Le gouvernement allemand a accordé en 2021 un nombre record de licences individuelles pour l'exportation d'armements. Elles ont atteint une valeur de 9,35 milliards d'euros, selon le rapport sur les exportations allemandes d'armements.C'est un record dont se passerait bien la coalition au pouvoir en Allemagne. En 2021, le gouvernement allemand (celui d'Angela Merkel puis celui d'Olaf Scholz) a accordé un nombre record de licences individuelles pour l'exportation d'armements. Des licences qui ne veulent pas forcément dire commandes signées. Elles ont néanmoins atteint une valeur d'environ 9,35 milliards d'euros l'année dernière, selon le rapport sur les exportations allemandes d'armements. « Ce montant approuvé est historiquement le plus élevé, nettement supérieur à celui de 2020 avec environ 5,8 milliards d'euros et à la moyenne des cinq dernières années (6,85 milliards d'euros) », est-il écrit dans ce rapport.
Basée sur les calculs du SIPRI (Institut de recherche sur la paix de Stockholm), la part de l'Allemagne dans les exportations mondiales d'armements au cours de la période 2017-2021 s'élève à 4,5 %. Les trois principaux pays destinataires des exportations allemandes sur cette période, selon le SIPRI, sont la Corée du Sud (24,7%), l'Égypte (14,4%) et les États-Unis (6%).

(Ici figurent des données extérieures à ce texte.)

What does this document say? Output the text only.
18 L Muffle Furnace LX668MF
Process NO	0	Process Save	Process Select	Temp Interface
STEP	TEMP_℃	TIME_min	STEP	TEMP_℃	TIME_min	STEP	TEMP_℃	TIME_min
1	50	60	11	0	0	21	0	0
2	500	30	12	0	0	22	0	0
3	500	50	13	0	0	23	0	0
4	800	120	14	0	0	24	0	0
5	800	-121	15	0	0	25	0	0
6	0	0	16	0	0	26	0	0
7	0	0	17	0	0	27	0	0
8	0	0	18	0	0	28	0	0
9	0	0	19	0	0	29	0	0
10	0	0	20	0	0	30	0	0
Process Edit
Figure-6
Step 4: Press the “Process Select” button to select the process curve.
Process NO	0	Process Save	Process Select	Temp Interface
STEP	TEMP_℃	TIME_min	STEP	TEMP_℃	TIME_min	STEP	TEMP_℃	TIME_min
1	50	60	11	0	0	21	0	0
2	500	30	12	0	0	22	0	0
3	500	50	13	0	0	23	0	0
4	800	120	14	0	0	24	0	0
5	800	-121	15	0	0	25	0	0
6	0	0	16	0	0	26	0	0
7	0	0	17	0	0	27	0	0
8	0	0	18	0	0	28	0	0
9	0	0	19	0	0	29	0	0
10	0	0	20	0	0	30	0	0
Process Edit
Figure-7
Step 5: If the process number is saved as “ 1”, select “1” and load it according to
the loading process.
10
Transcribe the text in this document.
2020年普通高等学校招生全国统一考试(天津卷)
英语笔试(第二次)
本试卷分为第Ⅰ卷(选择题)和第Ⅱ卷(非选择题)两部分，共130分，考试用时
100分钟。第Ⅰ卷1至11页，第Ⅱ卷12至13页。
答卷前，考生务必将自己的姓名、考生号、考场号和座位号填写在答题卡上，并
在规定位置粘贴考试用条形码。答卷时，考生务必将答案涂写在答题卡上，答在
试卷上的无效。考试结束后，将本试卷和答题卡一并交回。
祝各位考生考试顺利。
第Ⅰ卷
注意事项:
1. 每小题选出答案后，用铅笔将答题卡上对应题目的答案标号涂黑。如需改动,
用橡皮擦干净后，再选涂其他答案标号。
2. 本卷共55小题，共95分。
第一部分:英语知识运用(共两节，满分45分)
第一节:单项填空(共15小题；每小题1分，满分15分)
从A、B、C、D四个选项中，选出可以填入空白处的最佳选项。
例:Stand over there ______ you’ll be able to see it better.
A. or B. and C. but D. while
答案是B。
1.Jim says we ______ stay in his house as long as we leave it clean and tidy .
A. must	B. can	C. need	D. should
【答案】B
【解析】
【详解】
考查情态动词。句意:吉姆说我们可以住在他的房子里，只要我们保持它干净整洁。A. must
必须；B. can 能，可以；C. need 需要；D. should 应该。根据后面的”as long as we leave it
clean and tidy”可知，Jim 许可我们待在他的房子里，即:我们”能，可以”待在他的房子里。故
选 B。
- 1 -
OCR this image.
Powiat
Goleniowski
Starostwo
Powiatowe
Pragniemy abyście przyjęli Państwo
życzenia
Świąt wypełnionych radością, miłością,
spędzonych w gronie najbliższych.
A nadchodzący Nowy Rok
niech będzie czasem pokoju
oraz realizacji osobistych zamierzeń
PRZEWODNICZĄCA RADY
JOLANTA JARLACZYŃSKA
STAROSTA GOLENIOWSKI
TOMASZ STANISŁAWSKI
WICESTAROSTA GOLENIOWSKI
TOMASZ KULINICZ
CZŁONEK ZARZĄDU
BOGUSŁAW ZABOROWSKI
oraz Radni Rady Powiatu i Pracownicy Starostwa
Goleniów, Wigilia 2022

L'Égypte, le client le plus important de Berlin en 2021
Le client le plus important de l'industrie d'armement allemande est l'Égypte avec un volume de 4,34 milliards d'euros, dont 3,1 milliards pour du matériel de guerre (frégates Meko et missiles Iris-T). Un client qui semble être gênant pour la coalition, qui goûte peu de livrer des armes à certains pays dirigés par des hommes forts comme l'Égypte. Le gouvernement actuel, qui n'est pas à une contradiction près - Olaf Scholz est attendu samedi en Arabie Saoudite, à qui l'Allemagne a refusé des licences d'exportation d'une valeur de 186,2 millions -, se défausse d'ailleurs sur celui d'Angela Merkel. Il souligne dans le rapport que « le gouvernement fédéral précédent a délivré des licences pour de gros volumes au profit de l'Égypte d'une valeur d'environ 4 milliards d'euros pour le secteur maritime et la défense aérienne ».